Results
We recruited 38 patients: 21 without signs of infection disease and 17 with signs of infection,23 (60%) male and 15 (40%) female. Diagnosis was acute leukemia (AL) in 22, brain tumor in 5, lymphoma in 4, sarcoma in 3 (1 renal sarcoma (RS),1 rhabdomyosarcoma (RMS), 1 osteosarcoma (OS)), Wilms tumor (WT) in 2, neuroblastoma (NBL) and desmoid fibromatosis in 1 patient. The mean age was 9.2 years and the median 9 years.
All patients underwent LUS, 16 underwent CXR, 3 chest CT.
Group 1 included 8 cases (21%) of non-infected non-neutropenic patients, mean age 10.3 years, median 9.5 years.
The 8 LUS were negative. CXR was performed in 4 cases, as part of the initial evaluation at onset of cancer, and was negative in all cases. (Table 1)
Group 2 included were 13 (34%) non-infected neutropenic patients, the mean age was 7.1 years, the median age 5 years; in only one case, ultrasonography revealed rare B lines and bilaterally subpleural air bronchograms; according to CXR images these findings were probably related to leukemic infiltrates present at the onset of the disease. In this group there was an agreement between ultrasound and CXR of 83%. Particularly, the finding on x-ray of a nuanced hilar thickening, in a patient with onset of acute lymphoblastic leukemia, afebrile and with normal CRP, was not evidenced on LUS. (Table 1)
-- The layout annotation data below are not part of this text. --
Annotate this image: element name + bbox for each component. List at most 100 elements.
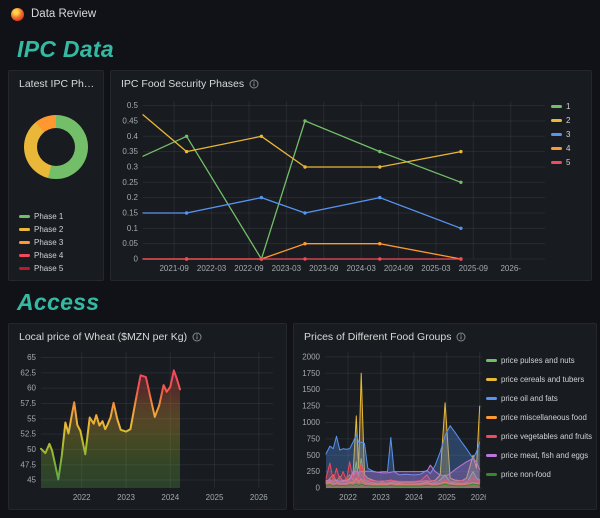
legend-swatch: [486, 435, 497, 438]
section-heading-ipc-data: IPC Data: [17, 36, 600, 63]
info-icon[interactable]: [249, 79, 259, 89]
panel-title[interactable]: Prices of Different Food Groups: [304, 331, 451, 343]
panel-title[interactable]: Latest IPC Phase D...: [19, 78, 95, 90]
svg-text:0.25: 0.25: [122, 178, 138, 187]
svg-text:500: 500: [307, 451, 321, 460]
legend-item[interactable]: 1: [551, 102, 581, 111]
svg-text:0.15: 0.15: [122, 209, 138, 218]
legend-swatch: [486, 473, 497, 476]
svg-text:0.35: 0.35: [122, 147, 138, 156]
svg-text:0.5: 0.5: [127, 101, 139, 110]
svg-text:2023-03: 2023-03: [272, 264, 302, 273]
svg-text:2025: 2025: [206, 493, 224, 502]
svg-text:55: 55: [27, 414, 36, 423]
svg-text:2025-03: 2025-03: [421, 264, 451, 273]
panel-header: Local price of Wheat ($MZN per Kg): [9, 324, 286, 344]
legend-item[interactable]: price miscellaneous food: [486, 413, 594, 422]
legend-label: 3: [566, 130, 570, 139]
panel-ipc-food-security-phases: IPC Food Security Phases 0 0.05 0.1 0.15 0.2…: [110, 70, 592, 281]
panel-header: Prices of Different Food Groups: [294, 324, 596, 344]
legend-item[interactable]: 3: [551, 130, 581, 139]
legend-swatch: [551, 119, 562, 122]
legend-item[interactable]: price oil and fats: [486, 394, 594, 403]
svg-text:2026: 2026: [250, 493, 268, 502]
legend-item[interactable]: 5: [551, 158, 581, 167]
legend-label: price non-food: [501, 470, 551, 479]
legend-swatch: [19, 254, 30, 257]
legend-label: price cereals and tubers: [501, 375, 584, 384]
legend-item[interactable]: 4: [551, 144, 581, 153]
legend-label: 4: [566, 144, 570, 153]
legend-item[interactable]: 2: [551, 116, 581, 125]
svg-text:1000: 1000: [302, 418, 320, 427]
legend-label: 2: [566, 116, 570, 125]
legend-item[interactable]: Phase 4: [19, 251, 99, 260]
chart-row: 0250500750100012501500175020002022202320…: [294, 344, 596, 506]
legend-swatch: [486, 454, 497, 457]
svg-text:2023-09: 2023-09: [309, 264, 339, 273]
legend-label: Phase 1: [34, 212, 63, 221]
svg-text:57.5: 57.5: [20, 399, 36, 408]
info-icon[interactable]: [456, 332, 466, 342]
ipc-phases-line-chart[interactable]: 00.050.10.150.20.250.30.350.40.450.52021…: [115, 93, 551, 277]
ipc-phase-donut-chart[interactable]: [24, 115, 88, 179]
donut-legend: Phase 1 Phase 2 Phase 3 Phase 4 Phase 5: [19, 212, 99, 273]
panel-food-group-prices: Prices of Different Food Groups 02505007…: [293, 323, 597, 510]
svg-text:2024: 2024: [405, 493, 423, 502]
legend-item[interactable]: price meat, fish and eggs: [486, 451, 594, 460]
panel-title[interactable]: IPC Food Security Phases: [121, 78, 244, 90]
panel-latest-ipc-phase: Latest IPC Phase D... Phase 1Phase 2Phas…: [8, 70, 104, 281]
legend-item[interactable]: price vegetables and fruits: [486, 432, 594, 441]
legend-item[interactable]: price cereals and tubers: [486, 375, 594, 384]
legend-item[interactable]: price pulses and nuts: [486, 356, 594, 365]
legend-item[interactable]: Phase 5: [19, 264, 99, 273]
legend-item[interactable]: Phase 1: [19, 212, 63, 221]
app-header: Data Review: [0, 0, 600, 28]
svg-text:2026: 2026: [471, 493, 486, 502]
legend-item[interactable]: price non-food: [486, 470, 594, 479]
svg-text:2022: 2022: [339, 493, 357, 502]
svg-text:47.5: 47.5: [20, 460, 36, 469]
panel-wheat-price: Local price of Wheat ($MZN per Kg) 4547.…: [8, 323, 287, 510]
legend-swatch: [19, 241, 30, 244]
legend-swatch: [19, 228, 30, 231]
svg-text:2023: 2023: [372, 493, 390, 502]
svg-text:250: 250: [307, 467, 321, 476]
row-ipc: Latest IPC Phase D... Phase 1Phase 2Phas…: [8, 70, 592, 281]
svg-text:60: 60: [27, 384, 36, 393]
svg-text:0.45: 0.45: [122, 117, 138, 126]
svg-text:0.1: 0.1: [127, 224, 139, 233]
donut-hole: [37, 128, 75, 166]
legend-swatch: [486, 359, 497, 362]
legend-label: 1: [566, 102, 570, 111]
legend-label: price miscellaneous food: [501, 413, 587, 422]
legend-item[interactable]: Phase 2: [19, 225, 63, 234]
svg-text:1500: 1500: [302, 385, 320, 394]
svg-text:0.2: 0.2: [127, 193, 139, 202]
food-groups-area-chart[interactable]: 0250500750100012501500175020002022202320…: [298, 346, 486, 506]
svg-text:2024: 2024: [161, 493, 179, 502]
wheat-price-chart[interactable]: 4547.55052.55557.56062.56520222023202420…: [9, 344, 286, 506]
panel-header: IPC Food Security Phases: [111, 71, 591, 91]
legend-label: Phase 3: [34, 238, 63, 247]
legend-label: Phase 2: [34, 225, 63, 234]
legend-swatch: [19, 267, 30, 270]
svg-text:0: 0: [316, 484, 321, 493]
svg-text:0.05: 0.05: [122, 239, 138, 248]
svg-text:0: 0: [134, 255, 139, 264]
svg-text:2022-03: 2022-03: [197, 264, 227, 273]
svg-text:2025-09: 2025-09: [459, 264, 489, 273]
svg-text:2026-: 2026-: [500, 264, 521, 273]
panel-title[interactable]: Local price of Wheat ($MZN per Kg): [19, 331, 187, 343]
legend-label: price oil and fats: [501, 394, 558, 403]
legend-item[interactable]: Phase 3: [19, 238, 99, 247]
legend-swatch: [486, 416, 497, 419]
grafana-logo-icon[interactable]: [11, 8, 24, 21]
legend-swatch: [551, 147, 562, 150]
legend-label: Phase 5: [34, 264, 63, 273]
legend-swatch: [551, 133, 562, 136]
svg-text:2024-03: 2024-03: [346, 264, 376, 273]
info-icon[interactable]: [192, 332, 202, 342]
svg-text:65: 65: [27, 353, 36, 362]
legend-label: price vegetables and fruits: [501, 432, 592, 441]
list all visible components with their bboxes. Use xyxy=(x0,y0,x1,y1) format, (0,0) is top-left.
Group 3 recluted 7 infected non-neutropenic patients (19%), mean age 11 years, median 9 years. Three patients (42%) presented with respiratory symptoms; two initially asymptomatic patients subsequently presented respiratory symptoms. (Table 1) Of the seven LUS performed, 5 were positive and 2 were negative.
6 CXR were performed: 4 were negative and 2 were positive. In case 25 a second CXR was repeated after the onset of respiratory symptoms and turned out positive.
Between the ultrasound examinations and the radiographic examinations there was agreement in 67% of cases. In this group, 3 pathological chest CT scans were performed with 100% concordance LUS. In one of the three cases (33%) chest CT was discordant with CXR.
LUS images were pathological, in the absence of initial respiratory symptoms, which appeared in the following 24 hours with a rapid decline in lung function in two cases. In these two cases (patient 25 and 26) the negativity of the radiographic examination can be considered as false negative, in fact the patients presented both pathological ultrasound images and afterwards clinical symptoms compatible with lung infection. In both cases, for clinical worsening and the onset of respiratory symptoms, CXR (patient 25), repeated 4 days later, and chest CT (patient 26) performed one day after the CRX execution, were positive for pneumonia. (Fig. 1)
Group 4 included 10 infected neutropenic patients (26%), mean age 8.5 years, median 10 years. We found respiratory symptoms only in 1 case. The results of laboratory and instrumental tests are shown in Table 2.
In 50% of cases the LUS was found to be pathological.
None of the 10 patients underwent a CXR and in no case was it necessary to perform a chest CT for the benign course of the infection.
Between group 3 and 4, 10 patients presented positive LUS and underwent ultrasound follow-up at three and seven days from first LUS showing resolution of the pathological signs in 6 cases. In the 4 cases with persistent pathological images at day seven, a further LUS was performed after 1 month, with resolution of pneumonia in all cases.